En abril de 2006, bajo la gestión del actual diputado nacional Jorge Obeid, Casino Club se impuso en la licitación abierta por el gobierno santafesino. Le ganó la pulseada a Casinos de Buenos Aires (CIRSA) y a Boldt/Inverama, que no lograban acreditar la propiedad de terrenos donde levantar la obra.

Luego llegó el acuerdo entre Casino Club y CIRSA, que intercambiarion tenencias accionarias en sus negocios.

El complejo cuenta con un hotel 5 estrellas de la cadena francesa Accor con 186 habitaciones, un centro de convenciones con capacidad para 2.500 personas y salas de juego con tecnología de última generación.

Entre sus alternativas ofrece dos mil tragamonedas, 80 mesas de juego, poker room y un bingo para 300 personas. En los espacios dedicados al juego pueden ingresar 15 mil personas. "Hay que ir a Las Vegas para ver algo igual", promete Ricardo Benedicto, presidente del complejo City Center.

Los 448 millones de pesos de inversión estimados en el comienzo terminaron duplicándose.
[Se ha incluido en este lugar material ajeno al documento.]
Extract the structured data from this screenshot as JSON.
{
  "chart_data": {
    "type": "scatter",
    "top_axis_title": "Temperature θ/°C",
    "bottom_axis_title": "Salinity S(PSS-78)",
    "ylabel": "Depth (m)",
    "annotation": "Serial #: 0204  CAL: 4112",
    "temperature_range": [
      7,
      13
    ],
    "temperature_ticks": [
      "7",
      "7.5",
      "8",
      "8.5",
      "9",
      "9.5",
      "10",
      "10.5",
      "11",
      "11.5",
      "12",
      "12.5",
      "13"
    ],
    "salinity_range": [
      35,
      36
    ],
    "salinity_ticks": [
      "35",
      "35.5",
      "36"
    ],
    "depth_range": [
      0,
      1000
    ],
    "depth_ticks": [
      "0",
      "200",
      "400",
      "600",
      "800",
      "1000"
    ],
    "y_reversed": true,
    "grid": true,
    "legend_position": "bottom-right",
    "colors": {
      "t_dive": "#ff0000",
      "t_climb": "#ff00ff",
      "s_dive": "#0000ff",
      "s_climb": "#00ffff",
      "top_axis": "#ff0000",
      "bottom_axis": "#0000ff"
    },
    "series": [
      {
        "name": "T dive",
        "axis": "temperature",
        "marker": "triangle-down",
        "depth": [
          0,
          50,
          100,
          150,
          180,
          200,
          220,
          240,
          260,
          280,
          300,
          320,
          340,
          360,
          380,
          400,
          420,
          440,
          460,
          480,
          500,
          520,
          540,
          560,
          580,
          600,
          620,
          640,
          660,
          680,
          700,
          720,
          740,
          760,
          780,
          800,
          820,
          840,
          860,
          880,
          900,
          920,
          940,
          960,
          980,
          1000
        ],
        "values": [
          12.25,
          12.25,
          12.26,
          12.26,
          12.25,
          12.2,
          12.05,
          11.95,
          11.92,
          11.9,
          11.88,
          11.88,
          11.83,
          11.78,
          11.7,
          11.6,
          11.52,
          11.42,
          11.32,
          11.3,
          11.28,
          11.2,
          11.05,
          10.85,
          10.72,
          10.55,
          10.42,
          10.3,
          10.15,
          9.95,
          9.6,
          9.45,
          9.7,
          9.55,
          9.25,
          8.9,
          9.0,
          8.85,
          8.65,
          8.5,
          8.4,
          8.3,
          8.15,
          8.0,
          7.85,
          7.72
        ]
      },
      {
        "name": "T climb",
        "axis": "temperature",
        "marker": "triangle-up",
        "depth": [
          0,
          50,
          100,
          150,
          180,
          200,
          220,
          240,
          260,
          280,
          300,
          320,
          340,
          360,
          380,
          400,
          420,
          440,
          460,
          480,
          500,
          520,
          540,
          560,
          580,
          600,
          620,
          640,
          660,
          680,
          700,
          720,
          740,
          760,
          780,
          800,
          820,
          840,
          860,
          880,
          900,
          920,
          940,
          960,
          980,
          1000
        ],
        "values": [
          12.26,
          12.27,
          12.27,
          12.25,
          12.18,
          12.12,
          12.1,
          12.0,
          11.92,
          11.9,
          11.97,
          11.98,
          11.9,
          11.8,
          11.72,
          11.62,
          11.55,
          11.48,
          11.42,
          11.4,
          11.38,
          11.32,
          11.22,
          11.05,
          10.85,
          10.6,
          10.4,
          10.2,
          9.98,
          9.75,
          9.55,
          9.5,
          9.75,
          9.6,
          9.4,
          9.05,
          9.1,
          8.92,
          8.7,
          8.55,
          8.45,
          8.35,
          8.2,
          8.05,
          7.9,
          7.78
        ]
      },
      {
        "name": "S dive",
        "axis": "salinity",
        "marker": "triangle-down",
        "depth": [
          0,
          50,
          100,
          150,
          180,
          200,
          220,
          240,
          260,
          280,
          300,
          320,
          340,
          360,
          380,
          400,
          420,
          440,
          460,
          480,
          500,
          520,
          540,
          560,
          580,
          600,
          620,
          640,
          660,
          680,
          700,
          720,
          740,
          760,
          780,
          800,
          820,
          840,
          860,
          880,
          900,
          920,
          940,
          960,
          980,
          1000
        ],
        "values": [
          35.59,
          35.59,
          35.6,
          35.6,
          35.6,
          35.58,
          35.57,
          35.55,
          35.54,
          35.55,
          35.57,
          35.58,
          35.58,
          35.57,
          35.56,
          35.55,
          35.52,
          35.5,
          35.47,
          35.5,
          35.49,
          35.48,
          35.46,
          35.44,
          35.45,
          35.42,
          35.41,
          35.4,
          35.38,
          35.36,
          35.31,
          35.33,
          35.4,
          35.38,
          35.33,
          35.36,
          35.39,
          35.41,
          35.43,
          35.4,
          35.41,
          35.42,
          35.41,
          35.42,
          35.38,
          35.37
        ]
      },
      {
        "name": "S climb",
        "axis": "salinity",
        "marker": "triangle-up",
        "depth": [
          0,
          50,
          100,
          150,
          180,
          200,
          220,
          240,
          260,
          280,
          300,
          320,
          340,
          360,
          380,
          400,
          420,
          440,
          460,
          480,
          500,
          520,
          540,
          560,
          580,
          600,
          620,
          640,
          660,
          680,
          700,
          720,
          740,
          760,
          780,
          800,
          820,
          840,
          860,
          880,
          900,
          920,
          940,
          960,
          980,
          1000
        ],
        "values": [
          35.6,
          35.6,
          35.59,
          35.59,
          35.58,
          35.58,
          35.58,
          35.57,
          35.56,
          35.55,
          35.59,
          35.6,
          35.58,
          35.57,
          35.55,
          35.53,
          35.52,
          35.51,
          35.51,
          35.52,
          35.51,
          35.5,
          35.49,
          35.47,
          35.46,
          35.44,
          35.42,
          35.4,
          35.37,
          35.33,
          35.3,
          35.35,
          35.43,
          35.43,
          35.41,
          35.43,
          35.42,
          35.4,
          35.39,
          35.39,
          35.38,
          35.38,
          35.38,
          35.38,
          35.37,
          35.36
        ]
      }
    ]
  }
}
Parte del dinero fue aportado por la firma americana IGT, líder mundial en la fabricación de máquinas tragamonedas.

A cambio de ingresar en el negocio de los casinos flotantes de Puerto Madero, Cristobal López -propietario del 30 por ciento de Casino Club- acordó con Cirsa el ingreso de los españoles en la sociedad que explotaría el negocio en Rosario.

Lotería Nacional dio la autorización, en mayo de 2007, para que las dos firmas operen como una Unión Transitoria de Empresas.

Las obras en el casino de Rosario debían terminarse en julio de 2008. Los empresarios solicitaron una prórroga de 14 meses al gobierno de Hermes Binner. Las autoridades se la denegaron, aplicándole una multa que, con intereses, alcanzó los 10 millones de pesos por la demora. El pliego de la licitación preveía el pago de 0,07 por ciento del total de la inversión por cada día de demora. La multa se abonó en 8 cuotas.

Los inversores justificaron las demoras en los trabajos por factores climáticos y por las dificultades que generó la reubicación de 130 familias que habitaban en asentamientos precarios de la zona.

Aunque la Nación debía entregar 13 millones de pesos para concretar el traslado de la gente, el Gobierno provincial se hizo cargo de ese gasto. . Un grupo de diez familias continuaban la semana pasada reclamando un nuevo destino.

El complejo está asentado sobre 7 hectáreas. Cuenta con 135 mil metros cuadrados cubiertos en los que se montaron paseos comerciales y once locales gastronómicos. Empleó para su funcionamiento a 1.600 personas.

Esta noche rodará la primera bola. Para evitar inconvenientes para aquellos que sufren ludopatía --compulsión por jugar--, el concejo municipal aprobó un proyecto para que no puedan habilitarse en la zona las tradicionales "casas de empeño.